29. März, 2023
In Berlin ist zwar gerade der Volksentscheid zur Klimaneutralität ab 2030 gescheitert, aber dennoch ist Klimaschutz wichtig. Außerdem herrscht in Zeiten des Ukraine-Kriegs große Unsicherheit bei der Frage der Versorgungssicherheit mit Energie. Um beides mit einer Klappe zu erschlagen, könnten sonnige Freiflächen mit Solarpanelen ausgestattet werden. Daher sind Balkonkraftwerke in aller Mund. Sowohl für Vermieter als auch für Wohnungseigentümergemeinschaften stellt sich die Frage, ob die Wohnungsnutzer eine Photovoltaikanlage außen an ihrem Balkon anbauen dürfen. Das Amtsgericht Konstanz hat dies jetzt für einen Wohnungseigentümer entschieden (AG Konstanz, Urteil vom 09.02.2023 – 4 C 425/22).
Fall:
Der Mieter einer Eigentumswohnung bringt an seinem Balkon eine Photovoltaikanlage an. Die Vermieterin und Eigentümerin der Wohnung war damit einverstanden. Bei der Anlage handelte es sich um ein Modul mit der Fläche 168 cm x 100 cm. Es war mit einem Wechselrichter angeschlossen.
Bei der nächsten Eigentümerversammlung beschließen die Eigentümer der Wohnungseigentumsanlage rechtliche Schritte gegen die Vermieterin und Eigentümerin. Diese ficht den Beschluss an.
Das Gericht prüft daher, ob der Beschluss ordnungsgemäßer Verwaltung entsprach, also ob die Gemeinschaft einen Anspruch gegen die Eigentümerin hat, die Anlage zu entfernen bzw. ob die Eigentümerin einen Anspruch auf Anbringung der Anlage hat.
Urteil:
Das Gericht weist die Klage ab, denn ein Eigentümer hat keinen Anspruch auf Anbringung einer Photovoltaikanlage am Balkon.

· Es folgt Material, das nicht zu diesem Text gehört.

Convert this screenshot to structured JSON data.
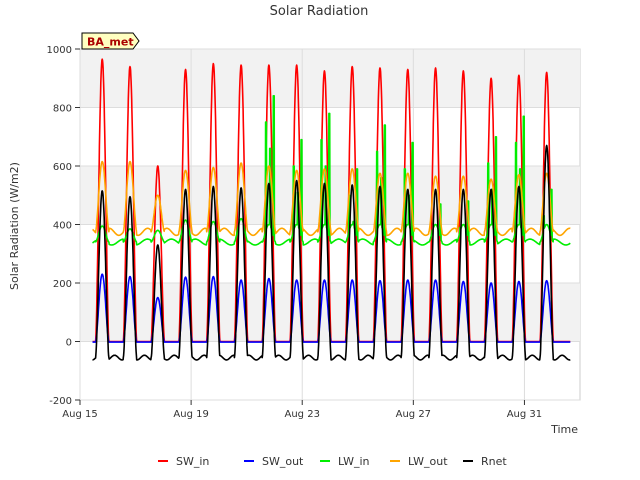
{
  "chart_data": {
    "type": "line",
    "title": "Solar Radiation",
    "xlabel": "Time",
    "ylabel": "Solar Radiation (W/m2)",
    "annotation": "BA_met",
    "xlim": [
      15,
      33
    ],
    "ylim": [
      -200,
      1000
    ],
    "yticks": [
      -200,
      0,
      200,
      400,
      600,
      800,
      1000
    ],
    "xticks": [
      {
        "value": 15,
        "label": "Aug 15"
      },
      {
        "value": 19,
        "label": "Aug 19"
      },
      {
        "value": 23,
        "label": "Aug 23"
      },
      {
        "value": 27,
        "label": "Aug 27"
      },
      {
        "value": 31,
        "label": "Aug 31"
      }
    ],
    "days": [
      15.8,
      16.8,
      17.8,
      18.8,
      19.8,
      20.8,
      21.8,
      22.8,
      23.8,
      24.8,
      25.8,
      26.8,
      27.8,
      28.8,
      29.8,
      30.8,
      31.8
    ],
    "series": [
      {
        "name": "SW_in",
        "color": "#ff0000",
        "daily_peak": [
          965,
          940,
          600,
          930,
          950,
          945,
          945,
          945,
          925,
          940,
          935,
          930,
          935,
          925,
          900,
          910,
          920
        ],
        "night_value": 0
      },
      {
        "name": "SW_out",
        "color": "#0000ff",
        "daily_peak": [
          230,
          222,
          150,
          220,
          222,
          210,
          215,
          210,
          210,
          210,
          208,
          210,
          210,
          205,
          200,
          205,
          208
        ],
        "night_value": -2
      },
      {
        "name": "LW_in",
        "color": "#00ee00",
        "daily_peak": [
          395,
          385,
          380,
          415,
          410,
          420,
          840,
          690,
          780,
          590,
          740,
          680,
          470,
          480,
          700,
          770,
          520
        ],
        "night_value": 340
      },
      {
        "name": "LW_out",
        "color": "#ffa500",
        "daily_peak": [
          615,
          615,
          500,
          585,
          595,
          610,
          600,
          585,
          590,
          590,
          575,
          575,
          565,
          565,
          555,
          570,
          575
        ],
        "night_value": 375
      },
      {
        "name": "Rnet",
        "color": "#000000",
        "daily_peak": [
          515,
          495,
          330,
          520,
          530,
          525,
          540,
          550,
          540,
          535,
          530,
          520,
          520,
          520,
          520,
          530,
          670
        ],
        "night_value": -55
      }
    ]
  }
}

Das Gericht prüft hier § 20 WEG – Bauliche Veränderungen.
§ 20 Abs. 1 WEG
Die Anbringung einer Photovoltaikanlage auf einem Balkon ist eine bauliche Veränderung. Bauliche Maßnahmen sind solche, die über die ordnungsgemäße Erhaltung des gemeinschaftlichen Eigentums hinausgehen. Die Abgrenzung zur Gebrauchsregelung erfolgt in der Regel anhand des Merkmals des Substanzeingriffs. Wenn kein Substanzeingriff vorliegt, liegt auch keine bauliche Veränderung vor. Das Gericht folgt dieser Abgrenzung nicht, sondern nimmt ohne weitere Begründung eine bauliche Veränderung an. In der Literatur wird die bauliche Veränderung auch dann bejaht, wenn eine Veränderung, die die optische Gestaltung des Gemeinschaftseigentums wesentlich abändert. Offensichtlich sah das Gericht dies als gegeben an.
Dennoch lässt sich dieser Gedanke nicht formelartig wiederholen. In jedem Einzelfall ist daher zu prüfen, ob ohne Substanzverletzung eine bauliche Veränderung vorliegt. Dies dürfte nicht der Fall sein, wenn keine wesentliche optische Änderung vorliegt.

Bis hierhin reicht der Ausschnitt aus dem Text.